Britain's remaining final salary pension schemes will be extinguished within a decade, leading experts warned today.
Increased costs and regulators taking a tougher line are to blame for putting pressure on pension trustees and corporates, meaning they have no choice but to close retirement pots to future accrual.
Jon Hatchett, head of corporate consulting at actuarial firm Hymans Robertson, said the high profile corporate woes of BHS and Tata Steel has led to the Pensions Regulator (TPR) taking a "tougher line".
"The upshot is companies will be under greater pressure from trustees, with the backing of the regulator, to pay more cash towards deficits," he said.

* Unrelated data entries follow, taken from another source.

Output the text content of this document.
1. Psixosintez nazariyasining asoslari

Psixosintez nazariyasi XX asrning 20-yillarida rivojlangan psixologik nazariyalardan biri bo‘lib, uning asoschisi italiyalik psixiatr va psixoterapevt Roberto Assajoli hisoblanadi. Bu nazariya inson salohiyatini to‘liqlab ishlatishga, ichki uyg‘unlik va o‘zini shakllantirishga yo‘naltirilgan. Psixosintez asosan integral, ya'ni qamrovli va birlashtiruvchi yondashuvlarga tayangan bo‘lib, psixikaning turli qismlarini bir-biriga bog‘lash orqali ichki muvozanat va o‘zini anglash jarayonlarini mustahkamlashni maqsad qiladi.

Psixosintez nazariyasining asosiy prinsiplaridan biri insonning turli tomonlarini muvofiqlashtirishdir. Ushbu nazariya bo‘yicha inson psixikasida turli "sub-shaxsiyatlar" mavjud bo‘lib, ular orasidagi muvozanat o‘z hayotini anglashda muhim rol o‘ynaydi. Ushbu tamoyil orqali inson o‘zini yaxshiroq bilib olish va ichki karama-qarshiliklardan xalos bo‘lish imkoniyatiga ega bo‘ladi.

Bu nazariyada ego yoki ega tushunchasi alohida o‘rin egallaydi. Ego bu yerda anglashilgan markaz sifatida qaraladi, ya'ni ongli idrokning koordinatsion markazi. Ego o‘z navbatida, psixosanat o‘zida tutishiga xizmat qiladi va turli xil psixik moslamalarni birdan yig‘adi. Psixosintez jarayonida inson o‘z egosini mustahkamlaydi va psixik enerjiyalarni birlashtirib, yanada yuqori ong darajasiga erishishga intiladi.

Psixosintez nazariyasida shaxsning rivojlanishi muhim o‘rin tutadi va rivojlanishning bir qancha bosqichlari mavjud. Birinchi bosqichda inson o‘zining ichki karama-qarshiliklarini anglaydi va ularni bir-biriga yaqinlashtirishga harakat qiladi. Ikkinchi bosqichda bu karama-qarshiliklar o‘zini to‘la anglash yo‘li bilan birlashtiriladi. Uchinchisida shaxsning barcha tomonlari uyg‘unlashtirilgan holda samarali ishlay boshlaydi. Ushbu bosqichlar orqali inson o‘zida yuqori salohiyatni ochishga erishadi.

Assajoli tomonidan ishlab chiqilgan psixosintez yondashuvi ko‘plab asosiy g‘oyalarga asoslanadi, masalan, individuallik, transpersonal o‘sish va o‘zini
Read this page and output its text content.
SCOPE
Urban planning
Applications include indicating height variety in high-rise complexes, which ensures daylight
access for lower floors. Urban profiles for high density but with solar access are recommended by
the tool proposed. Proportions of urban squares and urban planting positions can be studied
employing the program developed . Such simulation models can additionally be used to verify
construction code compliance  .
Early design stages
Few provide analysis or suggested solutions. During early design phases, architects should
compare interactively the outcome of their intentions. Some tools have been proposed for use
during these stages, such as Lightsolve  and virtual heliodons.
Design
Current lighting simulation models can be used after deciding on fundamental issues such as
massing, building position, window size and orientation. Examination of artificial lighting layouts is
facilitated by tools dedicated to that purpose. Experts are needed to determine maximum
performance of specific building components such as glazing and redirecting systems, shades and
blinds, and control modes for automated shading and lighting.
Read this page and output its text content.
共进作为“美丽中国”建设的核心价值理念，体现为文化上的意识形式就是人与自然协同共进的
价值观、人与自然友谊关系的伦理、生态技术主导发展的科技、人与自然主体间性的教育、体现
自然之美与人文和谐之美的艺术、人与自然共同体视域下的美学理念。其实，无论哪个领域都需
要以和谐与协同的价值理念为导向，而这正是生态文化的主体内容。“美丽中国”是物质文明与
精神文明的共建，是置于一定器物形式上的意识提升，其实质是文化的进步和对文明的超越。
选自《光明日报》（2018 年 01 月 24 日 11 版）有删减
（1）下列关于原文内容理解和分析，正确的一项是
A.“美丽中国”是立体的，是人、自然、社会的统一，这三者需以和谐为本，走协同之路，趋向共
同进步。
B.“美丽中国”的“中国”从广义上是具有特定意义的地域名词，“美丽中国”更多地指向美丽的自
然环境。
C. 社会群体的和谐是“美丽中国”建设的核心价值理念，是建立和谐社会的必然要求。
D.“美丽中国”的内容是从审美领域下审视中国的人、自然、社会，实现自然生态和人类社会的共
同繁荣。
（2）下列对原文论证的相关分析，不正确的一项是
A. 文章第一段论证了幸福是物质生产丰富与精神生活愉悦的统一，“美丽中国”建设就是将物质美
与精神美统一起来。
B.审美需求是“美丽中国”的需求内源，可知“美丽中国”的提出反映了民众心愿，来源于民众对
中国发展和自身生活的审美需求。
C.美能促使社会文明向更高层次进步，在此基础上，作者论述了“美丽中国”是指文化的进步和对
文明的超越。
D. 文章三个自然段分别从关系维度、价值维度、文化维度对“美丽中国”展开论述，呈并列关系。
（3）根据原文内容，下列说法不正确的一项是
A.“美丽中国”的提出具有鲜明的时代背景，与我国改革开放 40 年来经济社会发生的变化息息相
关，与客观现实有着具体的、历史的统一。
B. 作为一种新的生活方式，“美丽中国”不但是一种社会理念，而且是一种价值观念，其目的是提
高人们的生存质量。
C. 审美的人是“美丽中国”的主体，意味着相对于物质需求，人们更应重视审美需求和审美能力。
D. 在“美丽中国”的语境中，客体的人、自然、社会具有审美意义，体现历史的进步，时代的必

Hymans Robertson said just over half (55 per cent) of FTSE 350 firm have already shut their defined benefit schemes. By 2027 the remain funds open to accrual are likely to be shut off altogether, the firm said.
The regulator’s messaging is bang on for situations where affordability is stretched and covenant risk is high. In these circumstances getting the cash in while you can makes sense. But only five per cent of schemes are in this position.
"The only companies that will be clear of the requirement for more cash are those that have hedged most of their inflation or yield risk, and that are therefore still on track or those where affordability is genuinely stretched."
The TPR agreed it was getting tougher but this was part of changes that also included being clearer and quicker "to protect workplace pensions".
A spokesperson for the watchdog said:
We will intervene where we believe occupational defined benefit schemes are not being treated fairly by employers.